Ramon D. Foltz , age 71, has been a member of our Board of Directors since our inception in June 2010.  From January 2000 to the present, Mr. Foltz has engaged in consulting for various manufacturing firms and the practice of patent law.  From August 1972 to January 2000, Mr. Foltz was a Senior Patent Lawyer at TRW Inc. for the TRW Automotive Sector with a brief stint as Director of Engineering for the TRW Automotive Steering and Suspension Group.  In these roles, Mr. Foltz helped in obtaining intellectual property rights on inflatable restraints and steering and suspension systems for passenger and commercial vehicles, and started an automotive systems engineering group.  From September 1964 to August 1972, Mr. Foltz was Patent Counsel and Senior Patent Counsel for Eaton Corporation.  Mr. Foltz has BSME and Juris Doctor degrees from Ohio Northern University and is registered to practice in the State of Ohio, Circuit Court for the Federal Circuit, and U.S. Patent & Trademark Office.

Jay Rosen , age 57, has been a member of our Board of Directors since our inception in June 2010.  Mr. Rosen has been a partner at Rosen Associates, a real estate holding and management company, since 1971.  He is also a partner at Midway Industrial Terminal, a real estate holding and management company, and has been since 2005.  Mr. Rosen privately owns and manages the Rosen Farm, cellular towers and various other real estate properties, is the President of XintCorp, a small start up company for developing intellectual property, and is a former member of the NY Mercantile Exchange and the New York Futures Exchange.  Mr. Rosen studied economics and finance at New York University and Columbia University.

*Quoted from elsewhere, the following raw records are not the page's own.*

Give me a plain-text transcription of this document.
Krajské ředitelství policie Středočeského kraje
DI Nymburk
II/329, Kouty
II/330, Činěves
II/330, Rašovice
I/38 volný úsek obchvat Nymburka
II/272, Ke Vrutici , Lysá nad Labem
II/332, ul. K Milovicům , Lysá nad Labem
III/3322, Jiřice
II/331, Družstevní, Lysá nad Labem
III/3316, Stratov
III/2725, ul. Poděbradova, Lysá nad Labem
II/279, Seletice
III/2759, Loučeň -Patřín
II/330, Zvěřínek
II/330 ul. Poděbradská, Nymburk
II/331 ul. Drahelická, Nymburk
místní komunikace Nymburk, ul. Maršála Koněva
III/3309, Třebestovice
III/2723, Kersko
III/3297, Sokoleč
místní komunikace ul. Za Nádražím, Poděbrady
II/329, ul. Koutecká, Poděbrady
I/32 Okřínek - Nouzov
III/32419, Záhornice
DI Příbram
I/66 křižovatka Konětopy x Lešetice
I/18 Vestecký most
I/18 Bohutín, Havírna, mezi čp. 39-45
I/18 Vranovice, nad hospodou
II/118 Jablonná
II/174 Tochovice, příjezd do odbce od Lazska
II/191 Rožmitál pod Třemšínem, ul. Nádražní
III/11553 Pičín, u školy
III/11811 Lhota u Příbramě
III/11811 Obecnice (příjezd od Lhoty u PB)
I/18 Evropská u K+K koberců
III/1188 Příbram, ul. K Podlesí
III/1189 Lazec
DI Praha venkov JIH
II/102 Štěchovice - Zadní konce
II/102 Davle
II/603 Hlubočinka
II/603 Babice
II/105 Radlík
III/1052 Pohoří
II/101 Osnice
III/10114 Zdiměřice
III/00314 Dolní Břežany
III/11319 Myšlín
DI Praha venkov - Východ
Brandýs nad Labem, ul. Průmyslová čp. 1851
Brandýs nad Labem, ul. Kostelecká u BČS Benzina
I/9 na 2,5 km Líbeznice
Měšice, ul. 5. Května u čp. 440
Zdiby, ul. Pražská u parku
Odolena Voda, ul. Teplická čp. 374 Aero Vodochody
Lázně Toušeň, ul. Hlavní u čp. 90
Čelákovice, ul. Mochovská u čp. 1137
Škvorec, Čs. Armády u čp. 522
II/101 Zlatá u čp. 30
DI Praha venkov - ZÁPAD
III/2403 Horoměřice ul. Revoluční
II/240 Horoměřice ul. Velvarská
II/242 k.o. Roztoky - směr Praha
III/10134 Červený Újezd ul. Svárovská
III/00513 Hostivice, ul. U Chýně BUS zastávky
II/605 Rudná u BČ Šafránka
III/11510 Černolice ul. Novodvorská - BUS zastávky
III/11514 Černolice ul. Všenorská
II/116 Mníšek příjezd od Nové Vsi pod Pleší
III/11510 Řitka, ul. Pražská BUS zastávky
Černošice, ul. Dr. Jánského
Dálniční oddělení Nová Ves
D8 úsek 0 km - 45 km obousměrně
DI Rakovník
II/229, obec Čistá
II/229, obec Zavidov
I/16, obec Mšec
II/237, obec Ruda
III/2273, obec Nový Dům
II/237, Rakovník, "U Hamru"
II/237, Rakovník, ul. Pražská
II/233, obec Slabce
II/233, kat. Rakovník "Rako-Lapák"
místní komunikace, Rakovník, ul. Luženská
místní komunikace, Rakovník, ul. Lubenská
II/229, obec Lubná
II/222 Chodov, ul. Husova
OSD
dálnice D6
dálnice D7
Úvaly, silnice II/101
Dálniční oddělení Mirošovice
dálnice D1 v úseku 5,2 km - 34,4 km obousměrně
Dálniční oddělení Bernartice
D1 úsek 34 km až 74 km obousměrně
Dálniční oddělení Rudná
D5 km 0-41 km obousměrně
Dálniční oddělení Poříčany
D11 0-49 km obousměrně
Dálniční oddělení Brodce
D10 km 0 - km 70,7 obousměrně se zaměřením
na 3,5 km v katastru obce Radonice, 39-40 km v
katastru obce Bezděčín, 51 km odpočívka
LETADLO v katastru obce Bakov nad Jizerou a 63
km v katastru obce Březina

Justin Felder , age 21, has been a member of our Board of Directors since our inception in June 2010.  He currently attends the Wharton School of Business and has attended the prestigious Governor’s School for the Sciences as a Nationa l Merit Scholar Finalist.  Mr. Felder has one granted patent (he was the co-author of a granted patent for a hydrogen bioreactor) and twenty patent applications.  Neither the granted patent, nor the patent applications, have any relevance to Premier Biomedical, Inc.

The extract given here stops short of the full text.